More Complicated Functions:
Introduction to Linear Functions

Abstract

This lesson is designed to introduce students to the idea of functions composed of two operations, with specific attention to linear functions and their representations as rules and data tables, including the mathematical notions of independent and dependent variables.

Objectives

Upon completion of this lesson, students will:

• have been introduced to functions
• have learned the terminology used with linear functions
• have practiced describing linear functions in English sentences, data tables, and with simple algebraic expressions.

Activities

This lesson introduces students to linear functions through the following activity:

• Linear Function Machine

Standards

The activities and discussions in this lesson address the following Standards:

• Number sense, number operations and number relationships
• Patterns, relationships and functions
• Algebra

Key Terms

This lesson introduces students to the following terms through the included discussions:

• linear function
• function
• slope
• intercept

Student Prerequisites

• Arithmetic: Students must be able to:
  • perform integer and fractional arithmetic
• Algebraic: Students must be able to:
  • work with simple functions having one operation
• Technological Students must be able to:
  • perform basic mouse manipulations such as point, click and drag
  • use a browser such as Netscape for experimenting with the activities

Teacher Preparation

Students will need:

• access to a browser
• pencil and paper
• copies of supplemental materials for the activities:
  • Linear Function Machine Worksheet

Lesson Outline

This lesson assumes that the student is already familiar with the material in the Introduction to Functions Lesson.

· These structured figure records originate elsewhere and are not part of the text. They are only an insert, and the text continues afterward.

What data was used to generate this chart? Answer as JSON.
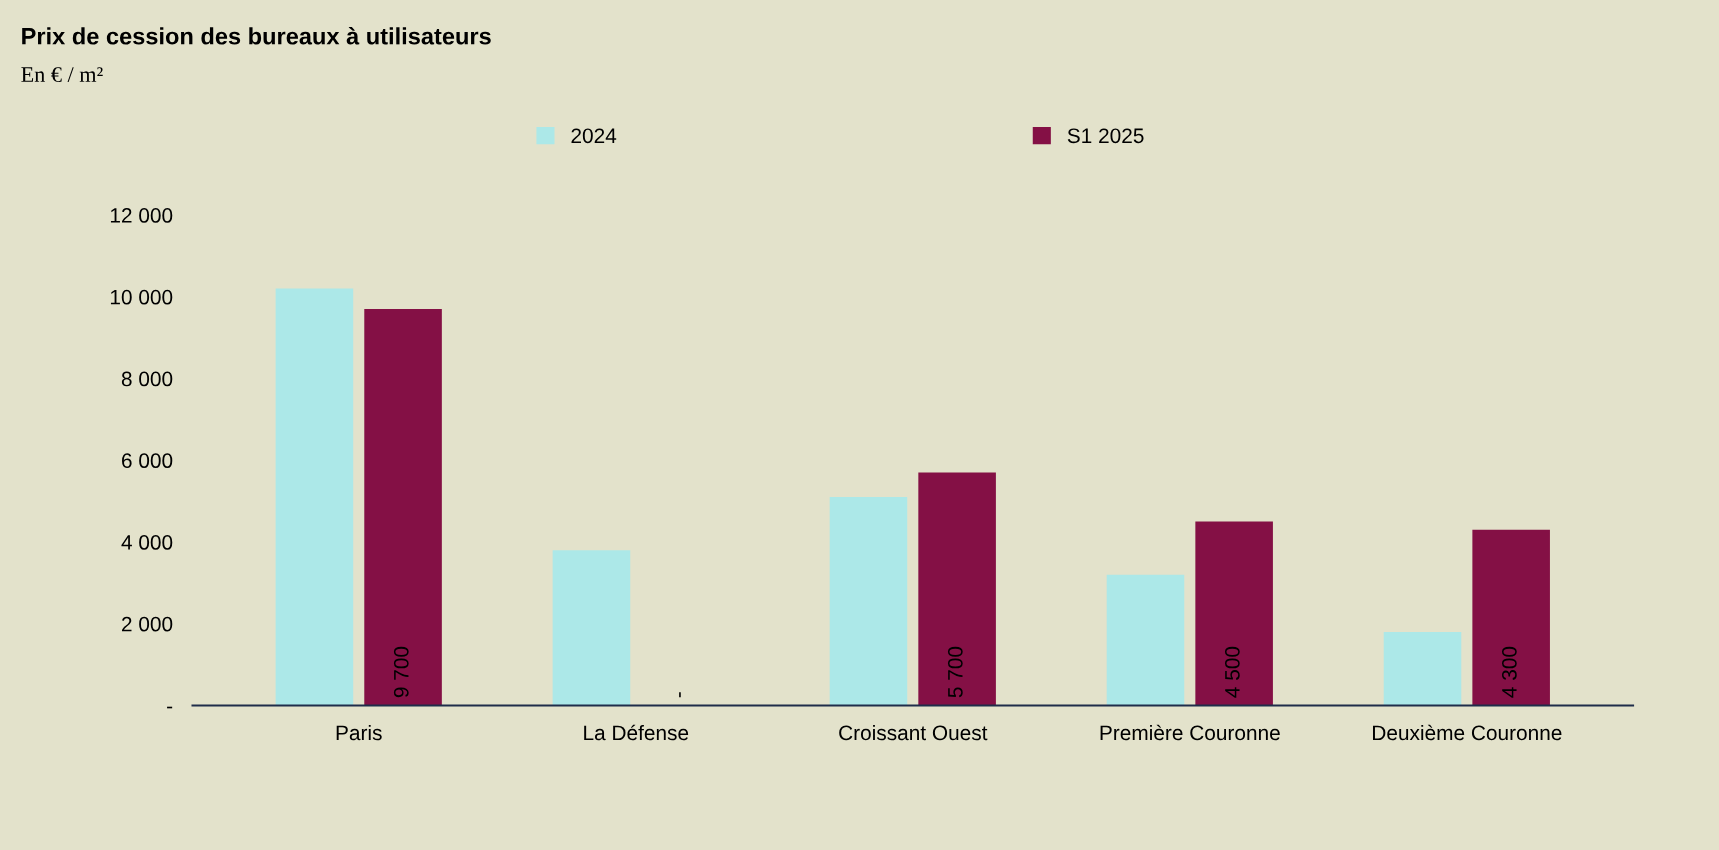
{
  "chart_data": {
    "type": "bar",
    "title": "Prix de cession des bureaux à utilisateurs",
    "subtitle": "En € / m²",
    "categories": [
      "Paris",
      "La Défense",
      "Croissant Ouest",
      "Première Couronne",
      "Deuxième Couronne"
    ],
    "series": [
      {
        "name": "2024",
        "color": "#ace8e8",
        "values": [
          10200,
          3800,
          5100,
          3200,
          1800
        ]
      },
      {
        "name": "S1 2025",
        "color": "#841045",
        "values": [
          9700,
          null,
          5700,
          4500,
          4300
        ],
        "value_labels": [
          "9 700",
          null,
          "5 700",
          "4 500",
          "4 300"
        ]
      }
    ],
    "annotations": [
      "-"
    ],
    "ylim": [
      0,
      12000
    ],
    "yticks": [
      {
        "value": 0,
        "label": "-"
      },
      {
        "value": 2000,
        "label": "2 000"
      },
      {
        "value": 4000,
        "label": "4 000"
      },
      {
        "value": 6000,
        "label": "6 000"
      },
      {
        "value": 8000,
        "label": "8 000"
      },
      {
        "value": 10000,
        "label": "10 000"
      },
      {
        "value": 12000,
        "label": "12 000"
      }
    ],
    "grid": false,
    "legend": "top"
  }
}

These activities can be done individually or in teams of as many as four students. Allow for 2-3 hours of class time for the entire lesson if all portions are done in class.

1. Lead a discussion on building more complicated functions using composition.

2. Have the students practice a few of these more complicated functions by hand by filling in a few tables. Give them some functions in English, some as tables and some as algebra. Have them write the functions in all the forms. For example:
   1. Find the function that adds one and then multiplies the result by 2
   2. y = 4 - x/2

   3. x	-2	-1	0	1	2
      y	-7	-4	-1	2	5

   Note: The function rule for these more complicated functions can be much harder to guess from just the data table.

3. Lead a discussion on functions of the special form y = ___ * x + ___.

4. Have students practice their linear function skills by using the Linear Function Machine.

   Be sure to have students record how many numbers they needed to look at before correctly guessing the function structure. Have them write the functions they w orked with in three ways:

   • English sentence
   • Table of values
   • Algebra rule

5. Have them try to think of situations in their lives that might be governed by some of the functions they worked with.

Alternate Outlines

This lesson can be rearranged in several ways.

• Omit the information on more complicated functions, discussing only functions of the form y = mx + b.
• Add a "name that function" contest (modeled on name that tune) in which teams of students compete to figure out the function. Here is a set of possible rules for such a game:
  • Show two input/output pairs to both teams - two students on a team works very well.
  • Have each team state how many more pairs they think that they would need to see to "name that function." The team that claims the fewest needed pairs goes first.
  • If a team guesses wrong the other team gets to try, after seeing one more pair. Teams alternate turns until one guesses correctly.
  This game can be played in about 10 minutes per pair of teams, making it time consuming if the entire class is to have a turn.
• Introduce more complicated non-linear functions by allowing exponentiation (whole numbers to start) and division by x.

Extensions

After these discussions and activities, students will have an intuitive understanding of functions and will have seen many examples of linear functions. The next lesson The Coordinate Plane will introduce students to plotting points on the coordinate plane.